May frunció la frente:
—¿John?
—¡Chhhiiiissss!
—Eh… ¿Qué ha pasado?
—Algo ha ido mal, y no puedo volver a casa.
—¿Estás con An…?
—¡Chhhiiiissss!
—¿Estás, esto, eh, en ese lugar?
—No. El tampoco puede ir a su casa.
—Uf, vaya —dijo May. Había esperado contra toda esperanza, pero sabía que sólo era una posibilidad.
—Estamos escondidos —dijo la ya familiar voz susurrada.
—¿Hasta que la cosa pase?
—Esto no va a pasar, May —susurró la voz—. No podemos esperar tanto tiempo. Tiene toda la pinta de durar tanto como las pirámides.
—¿Y qué vais a hacer?
—Algo —susurró la voz con cierto estoico desespero.
—Oye… Traje chuletas del Super —se cambió de mano el teléfono y de comisura el cigarrillo—. ¿Puedo ponerme en contacto con vosotros de algún modo?
—No, estamos… Este teléfono no tiene número.
—Llama a la operadora, para que te lo diga.
—No, quiero decir que no tiene escrito ningún número, o sea, que no tiene número asignado. Hemos pinchado una línea. Podemos llamar hacia afuera, pero no se nos puede llamar.
—¿Tiene An… Tiene todavía disponible ese almacén?
—No, ya no. Cogimos un montón de chismes y nos largamos con ellos. Mira, May, a lo mejor alguien se pasa por ahí a hacer una visita. Creo que mejor te vas a casa de tu hermana.
—¡Pero si no me gusta Cleveland!
En realidad, la que no le gustaba a May era su hermana.
—Así y todo.
—Ya veremos qué pasa —prometió May.
—Así y todo —insistió la voz.
—Ya veré. ¿Volverás a llamar?
—Claro.
El timbre de la puerta sonó en ese momento.

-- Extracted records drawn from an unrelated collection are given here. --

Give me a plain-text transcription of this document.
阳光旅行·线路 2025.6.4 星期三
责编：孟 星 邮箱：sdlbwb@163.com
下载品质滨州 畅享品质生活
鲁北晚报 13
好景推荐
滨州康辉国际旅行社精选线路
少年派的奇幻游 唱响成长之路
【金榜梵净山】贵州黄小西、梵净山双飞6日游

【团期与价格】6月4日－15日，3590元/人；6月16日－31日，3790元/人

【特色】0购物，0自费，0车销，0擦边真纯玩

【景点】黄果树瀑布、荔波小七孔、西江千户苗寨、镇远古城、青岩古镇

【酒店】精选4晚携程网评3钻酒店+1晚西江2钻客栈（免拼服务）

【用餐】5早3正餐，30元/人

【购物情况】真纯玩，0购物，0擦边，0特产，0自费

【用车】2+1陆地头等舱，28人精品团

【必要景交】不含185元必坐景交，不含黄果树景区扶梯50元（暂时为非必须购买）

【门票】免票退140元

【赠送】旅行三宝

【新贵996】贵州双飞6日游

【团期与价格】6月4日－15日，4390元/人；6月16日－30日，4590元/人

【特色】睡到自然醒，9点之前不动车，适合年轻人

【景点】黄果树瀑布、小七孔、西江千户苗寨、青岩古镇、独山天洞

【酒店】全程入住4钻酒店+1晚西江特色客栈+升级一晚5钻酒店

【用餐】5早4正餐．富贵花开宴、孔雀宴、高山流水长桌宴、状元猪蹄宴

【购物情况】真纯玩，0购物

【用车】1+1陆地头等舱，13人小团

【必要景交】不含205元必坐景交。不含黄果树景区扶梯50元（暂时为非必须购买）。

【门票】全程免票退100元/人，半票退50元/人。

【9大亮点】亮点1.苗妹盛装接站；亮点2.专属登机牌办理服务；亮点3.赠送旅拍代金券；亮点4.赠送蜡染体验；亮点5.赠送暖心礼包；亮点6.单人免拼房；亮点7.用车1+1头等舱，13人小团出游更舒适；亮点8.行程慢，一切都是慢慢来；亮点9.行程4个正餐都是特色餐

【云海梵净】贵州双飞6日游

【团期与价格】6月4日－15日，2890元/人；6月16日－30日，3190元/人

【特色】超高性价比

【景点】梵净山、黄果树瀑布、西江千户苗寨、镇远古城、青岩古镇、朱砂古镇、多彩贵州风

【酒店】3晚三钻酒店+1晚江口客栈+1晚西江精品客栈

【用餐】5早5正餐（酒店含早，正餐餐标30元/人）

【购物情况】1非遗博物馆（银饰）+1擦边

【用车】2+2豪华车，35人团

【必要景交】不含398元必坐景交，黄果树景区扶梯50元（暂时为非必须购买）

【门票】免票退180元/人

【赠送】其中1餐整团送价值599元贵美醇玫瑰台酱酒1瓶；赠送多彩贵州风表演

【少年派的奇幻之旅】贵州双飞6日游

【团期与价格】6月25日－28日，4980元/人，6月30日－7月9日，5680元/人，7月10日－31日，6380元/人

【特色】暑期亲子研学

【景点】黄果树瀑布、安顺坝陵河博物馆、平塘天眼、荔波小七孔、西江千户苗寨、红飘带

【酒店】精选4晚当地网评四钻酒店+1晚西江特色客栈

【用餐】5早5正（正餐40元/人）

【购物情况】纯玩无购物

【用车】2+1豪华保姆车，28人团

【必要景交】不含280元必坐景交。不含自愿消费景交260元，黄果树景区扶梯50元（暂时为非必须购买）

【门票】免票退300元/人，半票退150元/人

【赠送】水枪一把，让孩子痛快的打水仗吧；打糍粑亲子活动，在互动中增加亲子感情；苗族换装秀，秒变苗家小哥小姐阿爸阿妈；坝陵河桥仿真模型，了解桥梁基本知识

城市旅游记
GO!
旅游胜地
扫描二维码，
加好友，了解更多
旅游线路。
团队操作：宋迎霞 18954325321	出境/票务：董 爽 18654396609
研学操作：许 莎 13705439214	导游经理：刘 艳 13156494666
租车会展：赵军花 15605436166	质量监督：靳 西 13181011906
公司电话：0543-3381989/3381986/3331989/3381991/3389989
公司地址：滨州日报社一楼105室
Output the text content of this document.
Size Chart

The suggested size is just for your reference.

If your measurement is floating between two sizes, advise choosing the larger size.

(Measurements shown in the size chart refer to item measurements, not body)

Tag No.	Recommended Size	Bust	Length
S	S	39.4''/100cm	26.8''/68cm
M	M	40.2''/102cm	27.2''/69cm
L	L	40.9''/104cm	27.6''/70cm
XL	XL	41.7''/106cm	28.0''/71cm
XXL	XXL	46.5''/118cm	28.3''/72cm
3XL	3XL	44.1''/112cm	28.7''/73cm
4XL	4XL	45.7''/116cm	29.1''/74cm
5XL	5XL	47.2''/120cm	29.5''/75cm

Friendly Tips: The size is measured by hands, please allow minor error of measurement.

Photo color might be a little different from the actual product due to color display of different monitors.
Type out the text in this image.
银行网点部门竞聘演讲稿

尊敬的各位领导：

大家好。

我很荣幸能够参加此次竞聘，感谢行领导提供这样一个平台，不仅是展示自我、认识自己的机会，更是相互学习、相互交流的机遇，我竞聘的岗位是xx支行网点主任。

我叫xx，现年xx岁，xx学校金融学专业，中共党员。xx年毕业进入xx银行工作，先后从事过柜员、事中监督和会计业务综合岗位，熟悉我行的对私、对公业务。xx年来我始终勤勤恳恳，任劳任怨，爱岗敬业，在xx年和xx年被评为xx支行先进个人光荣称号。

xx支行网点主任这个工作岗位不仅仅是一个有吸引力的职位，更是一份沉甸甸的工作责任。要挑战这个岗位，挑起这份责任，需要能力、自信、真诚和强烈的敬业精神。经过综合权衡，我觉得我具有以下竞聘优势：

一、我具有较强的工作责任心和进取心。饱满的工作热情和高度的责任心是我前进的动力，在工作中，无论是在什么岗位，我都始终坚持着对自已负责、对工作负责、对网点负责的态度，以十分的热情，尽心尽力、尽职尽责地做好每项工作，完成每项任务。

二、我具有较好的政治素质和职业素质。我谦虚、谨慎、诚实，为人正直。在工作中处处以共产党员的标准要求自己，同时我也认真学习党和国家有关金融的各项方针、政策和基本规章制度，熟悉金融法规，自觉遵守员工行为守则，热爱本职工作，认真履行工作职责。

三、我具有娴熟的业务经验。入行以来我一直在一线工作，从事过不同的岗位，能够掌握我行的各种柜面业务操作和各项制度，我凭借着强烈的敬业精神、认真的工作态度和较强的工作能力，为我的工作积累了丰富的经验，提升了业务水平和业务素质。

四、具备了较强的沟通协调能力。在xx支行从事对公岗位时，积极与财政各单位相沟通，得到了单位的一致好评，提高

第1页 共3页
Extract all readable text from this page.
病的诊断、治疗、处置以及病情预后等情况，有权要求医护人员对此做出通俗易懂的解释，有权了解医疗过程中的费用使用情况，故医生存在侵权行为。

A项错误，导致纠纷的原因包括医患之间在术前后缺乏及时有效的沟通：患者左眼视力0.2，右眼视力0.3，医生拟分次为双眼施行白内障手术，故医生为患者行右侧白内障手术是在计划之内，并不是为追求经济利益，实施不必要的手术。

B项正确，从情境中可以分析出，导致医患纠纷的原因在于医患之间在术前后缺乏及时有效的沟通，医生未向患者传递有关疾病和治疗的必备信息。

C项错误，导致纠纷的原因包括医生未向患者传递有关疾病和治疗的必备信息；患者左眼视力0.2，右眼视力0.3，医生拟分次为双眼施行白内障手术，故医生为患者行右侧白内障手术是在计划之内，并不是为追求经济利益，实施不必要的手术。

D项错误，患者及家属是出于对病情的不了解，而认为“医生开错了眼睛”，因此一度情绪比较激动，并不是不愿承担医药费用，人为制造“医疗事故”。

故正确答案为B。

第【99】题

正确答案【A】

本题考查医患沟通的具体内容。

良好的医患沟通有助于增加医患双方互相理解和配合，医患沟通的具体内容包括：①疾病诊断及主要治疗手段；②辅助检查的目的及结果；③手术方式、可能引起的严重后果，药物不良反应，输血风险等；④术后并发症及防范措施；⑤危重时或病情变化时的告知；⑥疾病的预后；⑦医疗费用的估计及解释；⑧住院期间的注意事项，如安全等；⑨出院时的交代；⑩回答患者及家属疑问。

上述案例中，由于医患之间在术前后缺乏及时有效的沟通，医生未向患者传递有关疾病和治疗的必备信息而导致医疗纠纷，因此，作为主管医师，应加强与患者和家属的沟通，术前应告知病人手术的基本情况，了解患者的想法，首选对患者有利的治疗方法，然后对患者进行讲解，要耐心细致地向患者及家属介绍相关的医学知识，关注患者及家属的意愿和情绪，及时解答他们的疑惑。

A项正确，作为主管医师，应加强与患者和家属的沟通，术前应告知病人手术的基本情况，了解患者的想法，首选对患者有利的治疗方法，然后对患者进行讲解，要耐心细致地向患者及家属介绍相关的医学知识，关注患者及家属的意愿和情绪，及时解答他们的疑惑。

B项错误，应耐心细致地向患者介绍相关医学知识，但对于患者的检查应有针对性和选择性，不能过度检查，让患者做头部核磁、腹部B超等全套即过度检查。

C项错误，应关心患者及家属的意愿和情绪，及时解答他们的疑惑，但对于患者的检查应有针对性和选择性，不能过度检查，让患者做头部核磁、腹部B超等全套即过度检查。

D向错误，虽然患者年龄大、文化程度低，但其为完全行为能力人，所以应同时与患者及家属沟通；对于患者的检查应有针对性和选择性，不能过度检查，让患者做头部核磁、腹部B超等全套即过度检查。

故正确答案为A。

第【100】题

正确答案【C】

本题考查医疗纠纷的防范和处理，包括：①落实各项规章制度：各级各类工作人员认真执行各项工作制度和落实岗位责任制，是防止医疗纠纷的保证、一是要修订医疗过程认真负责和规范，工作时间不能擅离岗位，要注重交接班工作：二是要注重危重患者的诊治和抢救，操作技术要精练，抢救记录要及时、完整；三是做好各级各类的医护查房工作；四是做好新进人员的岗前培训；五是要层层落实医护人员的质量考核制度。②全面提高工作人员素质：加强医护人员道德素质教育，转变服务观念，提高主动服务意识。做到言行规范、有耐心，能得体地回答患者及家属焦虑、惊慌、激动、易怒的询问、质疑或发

—Creo que están llamando —dijo May—. Voy a abrir.
—¡No abras!
—No es a mí a quien buscan, John… Les diré la verdad.
—Vale —susurró la voz, pero con un tono más bien vacilante.
—Cuídate —le dijo May, y colgó para ir a abrir la puerta.
Cuatro fortísimos (semejantes a la imagen que May se hacía de sus inexistentes hermanos ex marines) irrumpieron en el piso, diciendo:
—¿Dónde está?
May cerró la puerta tras ellos.
—No tengo el gusto de conocer a ninguno de ustedes —dijo ella.
—Nosotros a ti sí —dijeron—. ¿Dónde está él?
—Si ustedes fueran él —dijo May—. ¿Dónde estarían en estos momentos?
—¿Dónde está? —preguntaron de nuevo.
—Si ustedes fueran él —dijo ella—, ¿me dirían dónde estaban?
Los cuatro se quedaron mirando entre sí, abrumados por la verdad de lo dicho, y el timbre de la puerta sonó en aquel momento.
—¡No abra!
—Les abrí a ustedes —subrayó ella—; ésta es una casa hospitalaria.
Los nuevos visitantes eran detectives de paisano, tres.
—Policía —dijeron, mostrando innecesariamente sus placas.
Los tres detectives y los cuatro tipos forzudos se miraron entre sí de un extremo a otro de la salita.
—Vaya, vaya, vaya —dijeron los detectives.
—Estamos esperando a un amigo —dijeron los forzudos.
—Yo tengo que sacar mis compras de la bolsa —dijo May, dejándolos que se entendieran entre ellos.